Jaelan Phillips leaves Eagles for a lucrative $120M payday

Philadelphia tried to keep him but would not meet his price — so the Carolina Panthers stepped in and handed Jaelan Phillips one of the richest pass rusher deals of the 2026 free agency cycle.

The Carolina Panthers have made a significant investment in their defensive future, agreeing to sign pass rusher Jaelan Phillips to a four-year, $120 million contract — a deal worth $30 million per season that the Philadelphia Eagles ultimately decided was more than they were willing to pay.

Philadelphia had been actively pursuing a reunion with Phillips after acquiring him midseason in 2025 via trade, surrendering a third-round pick in 2026 to bring him in on the final year of his existing deal. The Eagles got a capable and disruptive edge rusher for the stretch run, but when it came time to negotiate a long-term extension, general manager Howie Roseman drew a line at the price Phillips was seeking. Carolina had no such hesitation.


What Phillips brought to Philadelphia

In eight games with the Eagles following the trade, Phillips recorded 28 tackles and two sacks — modest counting numbers on the surface, but a closer look at the underlying data tells a more compelling story. He generated 73 quarterback pressures on the season, ranking ninth in the entire NFL by that measure according to Pro Football Focus. He played 819 snaps at edge rusher and posted a pass rush grade of 77.1, placing him 20th among all edge defenders in the league. For a player still finding his footing in a new system midseason, that level of production was noteworthy.

Phillips himself described the trade to Philadelphia as one of the defining moments of his career, and his performance suggested he embraced the opportunity fully. The Eagles‘ inability to retain him has less to do with his play and more to do with a front office that is carefully managing how it allocates its resources at the top of the defensive depth chart.


Philadelphia pivots rather than overpays

Roseman’s reluctance to commit $30 million per season to Phillips reflects a broader calculus playing out in Philadelphia this offseason.

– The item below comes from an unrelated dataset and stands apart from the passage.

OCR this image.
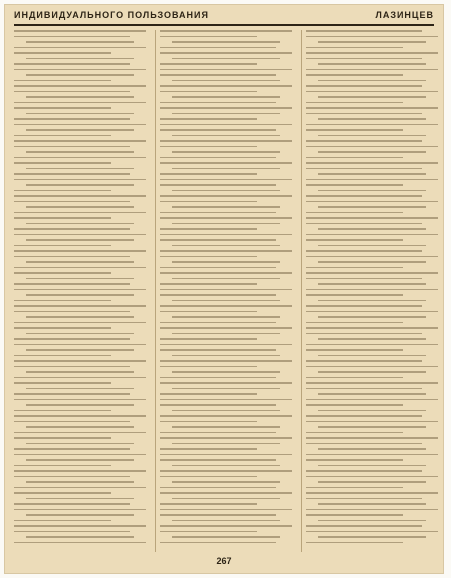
ИНДИВИДУАЛЬНОГО ПОЛЬЗОВАНИЯ	ЛАЗИНЦЕВ
267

The Eagles recently locked up defensive tackle Jordan Davis on a three-year, $78 million extension, and the expectation inside the organization is that extensions for Jalen Carter and Moro Ojomo are next on the priority list. With that kind of defensive interior investment already committed or incoming, paying elite edge rusher money on top of it represented a level of concentration that Roseman was not comfortable with.

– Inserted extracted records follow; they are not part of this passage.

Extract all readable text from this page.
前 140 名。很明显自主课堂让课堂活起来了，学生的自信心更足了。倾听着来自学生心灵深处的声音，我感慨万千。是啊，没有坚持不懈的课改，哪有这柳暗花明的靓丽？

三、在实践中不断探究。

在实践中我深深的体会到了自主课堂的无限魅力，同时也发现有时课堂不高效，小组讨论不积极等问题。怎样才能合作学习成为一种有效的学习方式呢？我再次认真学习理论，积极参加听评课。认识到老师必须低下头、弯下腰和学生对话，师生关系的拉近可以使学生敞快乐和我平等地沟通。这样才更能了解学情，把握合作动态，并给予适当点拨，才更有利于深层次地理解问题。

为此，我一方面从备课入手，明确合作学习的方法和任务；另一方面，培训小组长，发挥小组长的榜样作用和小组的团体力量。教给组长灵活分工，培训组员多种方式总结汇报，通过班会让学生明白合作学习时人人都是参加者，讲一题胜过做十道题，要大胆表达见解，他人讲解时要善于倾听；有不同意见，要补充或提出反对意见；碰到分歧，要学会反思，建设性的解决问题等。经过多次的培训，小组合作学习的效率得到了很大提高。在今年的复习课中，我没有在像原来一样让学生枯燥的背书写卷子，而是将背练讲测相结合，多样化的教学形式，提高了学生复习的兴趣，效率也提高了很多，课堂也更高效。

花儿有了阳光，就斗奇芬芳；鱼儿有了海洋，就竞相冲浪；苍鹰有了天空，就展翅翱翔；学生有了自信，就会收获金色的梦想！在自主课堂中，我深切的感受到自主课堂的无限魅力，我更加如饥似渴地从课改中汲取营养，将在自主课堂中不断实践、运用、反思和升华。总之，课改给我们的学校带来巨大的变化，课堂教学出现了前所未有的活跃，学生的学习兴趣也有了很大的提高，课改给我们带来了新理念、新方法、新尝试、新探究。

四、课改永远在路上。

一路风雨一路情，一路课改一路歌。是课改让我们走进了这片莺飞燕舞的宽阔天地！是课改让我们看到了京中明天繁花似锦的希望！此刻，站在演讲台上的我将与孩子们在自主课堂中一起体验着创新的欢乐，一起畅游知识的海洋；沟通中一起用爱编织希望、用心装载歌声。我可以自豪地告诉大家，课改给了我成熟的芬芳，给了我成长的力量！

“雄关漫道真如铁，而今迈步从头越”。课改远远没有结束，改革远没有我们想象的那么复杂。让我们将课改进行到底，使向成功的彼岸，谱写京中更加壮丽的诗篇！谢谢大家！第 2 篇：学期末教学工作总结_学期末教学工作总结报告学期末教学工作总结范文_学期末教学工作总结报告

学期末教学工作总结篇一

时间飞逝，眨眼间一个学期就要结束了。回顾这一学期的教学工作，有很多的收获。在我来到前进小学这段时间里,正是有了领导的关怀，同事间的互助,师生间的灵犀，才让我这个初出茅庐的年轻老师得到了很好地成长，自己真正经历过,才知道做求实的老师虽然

It is a reasonable position, even if losing Phillips stings. The Eagles built one of the league’s most dominant defenses by investing in the interior and generating pressure without needing to spend heavily on traditional edge rushers. That philosophy has not changed, and the front office appears confident it can maintain defensive effectiveness without Phillips on the books.

Carolina gets a legitimate building block

For the Panthers, this is the kind of signing that signals genuine intent. Carolina has been rebuilding its roster and its identity over the past two seasons, and adding a proven pass rusher with Phillips’s pressure production and age profile gives the defense a credible centerpiece to build around. At 25, he is entering what should be the prime years of his career, and the four-year structure of the deal keeps him under contract through what could be a pivotal period for the franchise.

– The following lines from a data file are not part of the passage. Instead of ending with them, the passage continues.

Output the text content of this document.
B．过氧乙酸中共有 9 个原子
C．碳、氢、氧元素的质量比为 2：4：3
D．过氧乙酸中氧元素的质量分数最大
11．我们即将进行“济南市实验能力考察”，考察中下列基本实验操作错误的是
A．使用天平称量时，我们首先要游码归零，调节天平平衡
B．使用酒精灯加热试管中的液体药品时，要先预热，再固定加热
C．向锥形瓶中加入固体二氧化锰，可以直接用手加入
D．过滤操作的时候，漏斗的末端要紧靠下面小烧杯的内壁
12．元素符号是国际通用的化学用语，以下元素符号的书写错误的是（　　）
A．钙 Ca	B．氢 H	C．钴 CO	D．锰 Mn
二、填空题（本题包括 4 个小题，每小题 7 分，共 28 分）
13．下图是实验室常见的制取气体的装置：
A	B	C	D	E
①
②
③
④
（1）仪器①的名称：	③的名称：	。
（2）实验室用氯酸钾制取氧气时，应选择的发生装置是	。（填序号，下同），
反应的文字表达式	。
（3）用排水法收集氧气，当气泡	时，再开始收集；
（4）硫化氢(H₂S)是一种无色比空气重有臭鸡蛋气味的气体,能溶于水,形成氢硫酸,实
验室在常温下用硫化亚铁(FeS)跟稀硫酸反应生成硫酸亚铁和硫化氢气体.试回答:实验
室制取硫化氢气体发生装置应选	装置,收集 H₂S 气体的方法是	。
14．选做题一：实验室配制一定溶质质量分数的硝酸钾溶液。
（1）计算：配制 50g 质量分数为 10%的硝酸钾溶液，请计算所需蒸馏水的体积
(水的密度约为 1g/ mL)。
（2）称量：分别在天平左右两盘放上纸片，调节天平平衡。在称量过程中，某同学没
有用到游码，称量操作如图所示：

Phillips was originally a first-round pick of the Miami Dolphins before his time in Philadelphia, and his career trajectory — hampered at times by injury in Miami — appears to be on a sharply upward curve. Landing in Carolina on a contract that makes him one of the better-paid edge rushers in the league gives him both the financial security and the featured role he was seeking. Whether he can deliver on that investment will be one of the more closely watched storylines of the 2026 season.